After nearly a year and a half in captivity, Qatar on Friday secured the release of 26 hostages, including members of its ruling family, in what became possibly the region’s most complex and sensitive hostage negotiation deal in recent years.
Footage released by the Iraqi interior ministry showed some of the former hostages wearing white gowns and red head scarves as they were greeted by officials in Baghdad’s "Green Zone", where the country’s main institutions are based.
Some of them could be seen later in the video boarding a Qatar Airways plane at Baghdad airport and state media later confirmed they had landed in Doha.

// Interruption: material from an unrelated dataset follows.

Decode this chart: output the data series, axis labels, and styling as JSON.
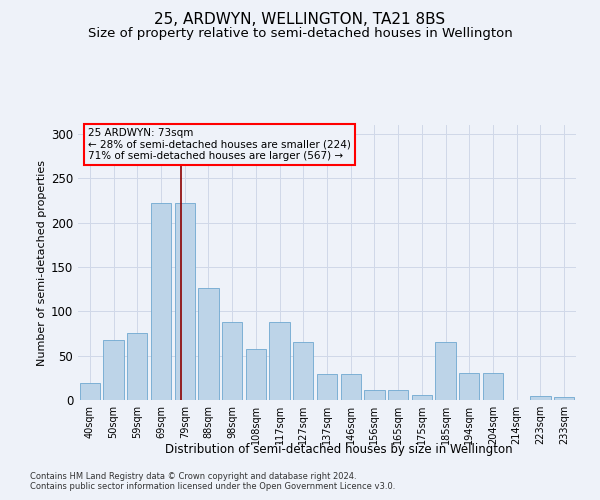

"Sheikh Tamim bin Hamad Al-Thani, the Emir of Qatar, received Qatari nationals who were kidnapped in the Republic of Iraq on arrival at Doha International Airport this evening, " read the statement released by the Qatar News Agency.
The statement gave no details about their detention. A large motorcade was seen heading to the airport and then returning through central Doha at around 1600 GMT.
Several people with knowledge of the talks and a person involved in the negotiations said the hostage deal was linked to one of the largest population transfers in Syria’s six-year-long civil war, and was delayed for several days due to an explosion one week ago that killed at least 130 people, most of them children and government supporters, waiting to be transferred.
The transfer of thousands of Syrian civilians was also tied to another deal involving 750 political prisoners to be released by the Syrian government.
The complexity of the talks highlights Qatar’s role as an experienced and shrewd facilitator in hostage negotiations — this time involving members of the Gulf state’s ruling family.
Qatar is home to Centcom’s regional headquarters and is where the US has its largest military base in the Middle East. It is also a member of the US-led coalition fighting ISIL in Iraq and Syria.
The incident was sparked when the group was kidnapped on December 16, 2015 from a desert camp for falcon hunters in southern Iraq. Hunters from the Gulf states often make trips there during the winter months to buy falcons and hunt the Houbara bustard, a rare bird whose meat is prized by Arab sheikhs.
They apparently had permits to hunt in that area inside Muthanna province, some 370 kilometres south-east of the Iraqi capital, Baghdad. Shiite militias are active in that area and work closely with the neighbouring Shiite power Iran. and the ~Iraqi interior ministry said the hunters had failed to heed government instructions to stay within secured areas of the desert.
A person involved in the negotiations said that 11 of the captives were members of Qatar’s Al Thani ruling family,
and that the Qatari group was being held by Iraqi Shiite militia Kata’eb Hizbollah. The group officially denies it was behind the kidnapping and no other group has publicly claimed responsibility for the abduction.
The abduction of the Qatari group drew Iran, Qatar and the Lebanese Shiite militant group Hizbollah into negotiations which are believed to he taken place in Beirut.
The negotiator said the continuing evacuation and transfer of thousands of Syrians from four besieged areas was central to the release of the Qataris. The two pro-government villages, Foua and Kfarya, had been besieged by rebel fighters and under a steady barrage of rockets and mortars for years. The two opposition-held towns, Zabadani and Madaya, were under government siege for joining the 2011 uprising against Syrian President Bashar Assad.
The opposition-run Britain-based Syrian Observatory for Human Rights, which monitors the Syrian conflict through a network of on-the-ground activists, says the transfer included 800 armed men from both sides. Rami Abdurrahman, who heads the group, lso said the population swap in Syria was directly tied to the issue of the kidnapped Qataris.